There are by now a lot of models for (∞,1)-categories and diagrams on them, but it turns out that the one I needed didn’t quite exist yet. The indexing object that most naturally falls out of this approach is an internal category in simplicial sets, and until last year these had not been shown to admit a model structure presenting the theory of (∞,1)-categories. In fact, I myself had wondered about that for quite unrelated reasons; and last March Geoffroy Horel proved it. It turns out to be quite subtle! The basic idea (non-model-category-enthusiasts can skip to the next paragraph now) is to lift the complete-Segal-space model structure along the nerve functor to bisimplicial sets; but instead of Rezk’s complete-Segal-space model structure that is a localization of the Reedy (i.e. injective) model structure, Horel has to use an analogous one that localizes the projective model structure on bisimplicial sets.

Horel had also constructed a model structure on the category of internal presheaves over an internal category in simplicial sets, which it was easy to compare mine to. But what remained was to connect this model structure to some previously-known model category for (∞,1)-presheaves, to show that it has the right homotopy theory. Geoffroy and I went back and forth with several ideas, but nothing seemed to work easily. Finally, a couple months ago I learned that Pedro Boavida de Brito had constructed a “Grothendieck construction” relating internal presheaves on internal categories to an appropriate model structure of “left fibrations” over complete Segal spaces (the latter I had also heard of several years earlier from Charles Rezk, but has still never been published). He and I were then able to work out how to relate the latter to left fibrations over quasicategories or to enriched diagrams on simplicially enriched categories. His paper is not yet available, but he gave me permission to cite it forwards in my preprint.
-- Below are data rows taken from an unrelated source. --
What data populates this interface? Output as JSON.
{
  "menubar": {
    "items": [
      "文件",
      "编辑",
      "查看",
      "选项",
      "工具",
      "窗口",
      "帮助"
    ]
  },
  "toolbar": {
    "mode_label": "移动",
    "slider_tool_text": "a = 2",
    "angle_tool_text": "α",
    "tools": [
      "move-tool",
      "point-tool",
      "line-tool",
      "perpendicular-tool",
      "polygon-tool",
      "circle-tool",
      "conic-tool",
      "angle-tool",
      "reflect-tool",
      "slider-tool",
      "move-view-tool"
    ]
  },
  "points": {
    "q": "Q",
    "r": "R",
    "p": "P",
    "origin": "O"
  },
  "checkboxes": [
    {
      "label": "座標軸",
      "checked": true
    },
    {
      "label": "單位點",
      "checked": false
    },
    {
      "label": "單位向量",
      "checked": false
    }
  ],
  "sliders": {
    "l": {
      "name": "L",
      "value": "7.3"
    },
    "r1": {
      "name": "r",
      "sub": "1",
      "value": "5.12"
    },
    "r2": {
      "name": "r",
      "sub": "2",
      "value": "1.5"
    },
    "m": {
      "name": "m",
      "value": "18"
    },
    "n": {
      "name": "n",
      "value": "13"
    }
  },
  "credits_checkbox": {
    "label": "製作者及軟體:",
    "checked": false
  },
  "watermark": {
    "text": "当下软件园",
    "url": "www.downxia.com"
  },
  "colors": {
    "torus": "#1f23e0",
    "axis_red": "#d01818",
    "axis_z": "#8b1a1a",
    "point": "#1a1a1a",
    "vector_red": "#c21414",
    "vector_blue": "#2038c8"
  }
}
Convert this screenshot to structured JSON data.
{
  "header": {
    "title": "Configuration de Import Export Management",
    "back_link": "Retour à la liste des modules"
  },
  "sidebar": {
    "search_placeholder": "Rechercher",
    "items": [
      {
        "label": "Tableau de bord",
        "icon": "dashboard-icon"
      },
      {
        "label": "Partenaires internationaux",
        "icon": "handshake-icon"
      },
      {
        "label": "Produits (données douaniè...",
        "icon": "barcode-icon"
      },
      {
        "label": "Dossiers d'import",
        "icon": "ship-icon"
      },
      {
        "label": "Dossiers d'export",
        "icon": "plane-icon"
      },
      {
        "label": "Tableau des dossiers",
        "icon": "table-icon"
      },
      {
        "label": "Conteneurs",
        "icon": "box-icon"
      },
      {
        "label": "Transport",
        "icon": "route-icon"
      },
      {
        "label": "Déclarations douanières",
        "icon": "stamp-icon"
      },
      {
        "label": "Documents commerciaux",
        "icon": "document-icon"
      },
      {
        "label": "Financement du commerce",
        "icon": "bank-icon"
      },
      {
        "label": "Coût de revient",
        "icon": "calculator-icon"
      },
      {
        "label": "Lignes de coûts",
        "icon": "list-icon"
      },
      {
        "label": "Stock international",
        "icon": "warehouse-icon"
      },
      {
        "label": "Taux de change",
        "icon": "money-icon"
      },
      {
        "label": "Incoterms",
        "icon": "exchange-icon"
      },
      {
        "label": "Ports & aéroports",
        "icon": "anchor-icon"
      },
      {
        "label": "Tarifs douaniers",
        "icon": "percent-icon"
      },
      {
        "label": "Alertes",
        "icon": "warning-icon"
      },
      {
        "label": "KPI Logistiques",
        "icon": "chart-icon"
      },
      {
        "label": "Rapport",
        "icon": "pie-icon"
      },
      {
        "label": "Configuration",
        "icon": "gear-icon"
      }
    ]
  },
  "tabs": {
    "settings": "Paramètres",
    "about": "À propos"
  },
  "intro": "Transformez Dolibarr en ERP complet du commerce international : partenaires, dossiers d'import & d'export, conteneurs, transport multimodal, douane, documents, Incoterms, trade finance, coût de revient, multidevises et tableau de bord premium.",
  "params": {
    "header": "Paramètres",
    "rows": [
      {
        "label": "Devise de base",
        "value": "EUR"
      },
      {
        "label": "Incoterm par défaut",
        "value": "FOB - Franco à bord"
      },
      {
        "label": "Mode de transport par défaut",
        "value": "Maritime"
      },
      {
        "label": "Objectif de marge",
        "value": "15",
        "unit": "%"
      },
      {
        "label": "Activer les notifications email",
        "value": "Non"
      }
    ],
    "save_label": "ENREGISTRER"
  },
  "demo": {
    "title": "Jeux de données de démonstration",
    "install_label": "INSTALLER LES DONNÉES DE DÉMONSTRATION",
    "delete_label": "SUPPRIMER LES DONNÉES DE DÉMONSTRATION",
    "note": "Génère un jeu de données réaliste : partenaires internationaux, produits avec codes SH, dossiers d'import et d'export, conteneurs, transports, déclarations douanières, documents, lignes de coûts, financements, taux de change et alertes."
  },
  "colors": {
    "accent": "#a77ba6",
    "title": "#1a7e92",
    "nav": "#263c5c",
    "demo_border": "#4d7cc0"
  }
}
There are a few reasons I think this result is interesting. One is, of course, that we still don’t know whether all (∞,1)-toposes model type theory with univalent strict universes, so any progress in this direction is nice. Another is that classical equivariant algebraic topology is in fact equivalent to the homotopy theory of diagrams on some inverse EI (∞,1)-category — as long as the group of equivariance is compact Lie! (I always wondered, when hearing about equivariant homotopy theory as a graduate student, why compact Lie groups seemed to make certain things better-behaved. These models may or may not have anything to do with any of the advantages of compact Lie groups that equivariant homotopy theorists are familiar with, but it’s intriguing that the same condition arises.) Thus, synthetic homotopy theory can be used (modulo the expected initiality theorem) to prove things about equivariant homotopy theory, which is a notoriously difficult subject.

Finally, I believe this is the first model for univalence involving a model category that is cooked up expressly for the purpose. Voevodsky’s original model used Quillen’s model category of simplicial sets, and my earlier models in inverse diagrams and elegant Reedy presheaves used the Reedy model structure due to Reedy and Kan. But the model categories that I ended up with in this paper seem to be new; they have a Reedy flavor (thinking about this led to the spin-off work I mentioned above) but I have not seen them anywhere else. (In higher category theory language, they are an intriguing mixture of “algebraic” and “non-algebraic”: the automorphisms act non-algebraically, while the noninvertible maps act algebraically.) This gives me some hope that the general problem may be solvable: so far we haven’t managed to build univalent universes in existing model categories such as injective simplicial presheaves, but maybe somewhere out there there are different model categories that are better-adapted to modeling type theory.

Unfortunately, I don’t see any useful way of directly generalizing the construction in this paper; it still seems very closely tied to the well-founded-induction inverse-category philosophy. I guess there is some hope that it might generalize to a sort of “elegant generalized-Reedy (∞,1)-category”, but so far I have not managed to make anything like that work.